Encompassing sculpture, drawing, collage, photography, and artist’s books, Roni Horn (b.1955) has created a rich body of work over nearly four decades that has already left a significant mark on contemporary art. Sculpture is an important aspect of Horn’s oeuvre, and the artist frequently includes three-dimensional works in her photography and drawing installations. For her Nasher show, eight large-scale cylindrical cast glass sculptures of varying colors will occupy the museum’s main gallery. It will be the artist’s first U.S. museum presentation of her work since 2010 and the first to focus specifically on her cast glass sculpture.
“Roni Horn is one of those rare artists that can carry the vocabulary of many mediums with equal aplomb, always with mesmerizing efficiency and sharp intelligence,” says Director Jeremy Strick. “Her projects related to language, the body, and place encourage a thoughtfulness akin to contemplation, and these large glass sculptures are no exception. Though physically heavy, the seductive translucence and polished surfaces of these solid glass works’ tease our powers of perception, suggesting uncanny liquid depths and challenging us to be ever more present to experience.”

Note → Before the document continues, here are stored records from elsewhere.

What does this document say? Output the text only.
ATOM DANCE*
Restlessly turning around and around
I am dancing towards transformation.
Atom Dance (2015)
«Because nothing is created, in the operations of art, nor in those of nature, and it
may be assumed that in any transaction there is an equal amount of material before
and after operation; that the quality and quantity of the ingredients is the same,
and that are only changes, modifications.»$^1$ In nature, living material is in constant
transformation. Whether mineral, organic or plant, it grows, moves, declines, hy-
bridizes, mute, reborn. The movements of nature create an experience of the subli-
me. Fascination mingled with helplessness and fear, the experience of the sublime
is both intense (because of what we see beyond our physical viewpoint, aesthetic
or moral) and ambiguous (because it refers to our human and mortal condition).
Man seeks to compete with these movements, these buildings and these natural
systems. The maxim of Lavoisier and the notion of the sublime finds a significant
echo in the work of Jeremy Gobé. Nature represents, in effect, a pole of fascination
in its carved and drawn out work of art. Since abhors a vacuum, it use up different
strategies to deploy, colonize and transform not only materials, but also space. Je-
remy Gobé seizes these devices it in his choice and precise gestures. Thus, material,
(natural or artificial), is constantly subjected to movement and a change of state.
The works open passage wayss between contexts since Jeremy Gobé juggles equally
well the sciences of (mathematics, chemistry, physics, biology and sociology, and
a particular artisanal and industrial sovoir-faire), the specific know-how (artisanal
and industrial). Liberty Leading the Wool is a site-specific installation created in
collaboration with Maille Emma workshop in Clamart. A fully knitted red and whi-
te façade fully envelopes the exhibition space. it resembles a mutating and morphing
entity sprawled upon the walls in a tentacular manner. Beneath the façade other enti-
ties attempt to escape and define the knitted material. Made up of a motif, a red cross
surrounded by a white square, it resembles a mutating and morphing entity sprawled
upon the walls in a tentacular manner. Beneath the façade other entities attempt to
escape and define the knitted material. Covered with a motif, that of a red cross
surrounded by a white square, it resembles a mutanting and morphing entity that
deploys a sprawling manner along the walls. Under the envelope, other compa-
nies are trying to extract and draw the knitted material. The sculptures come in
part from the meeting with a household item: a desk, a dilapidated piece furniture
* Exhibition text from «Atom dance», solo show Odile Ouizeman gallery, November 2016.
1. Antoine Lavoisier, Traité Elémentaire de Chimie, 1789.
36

Horn began making cast glass sculptures in the early 1990s. Created through a labor- and time-intensive process, the works require three to four months to complete. With their abstract forms and industrial fabrication processes, her sculptures often borrow from the visual language of Minimalism, though Horn imbues her work with personal meaning and references that distance it from the strict autonomy characteristic of Minimalist sculpture. Her work instead acts as a critical bridge connecting Minimalism and Post-Minimalism of the 1960s and 1970s to contemporary art-making practices today. Within the Nasher galleries, her sculptures will be infused with light, calling attention not only to their volumetric forms, but also the reflective and translucent qualities of glass. The works in Roni Horn defy traditional definitions of glass art, expanding the genre into the realm of sculpture laden with weight and presence.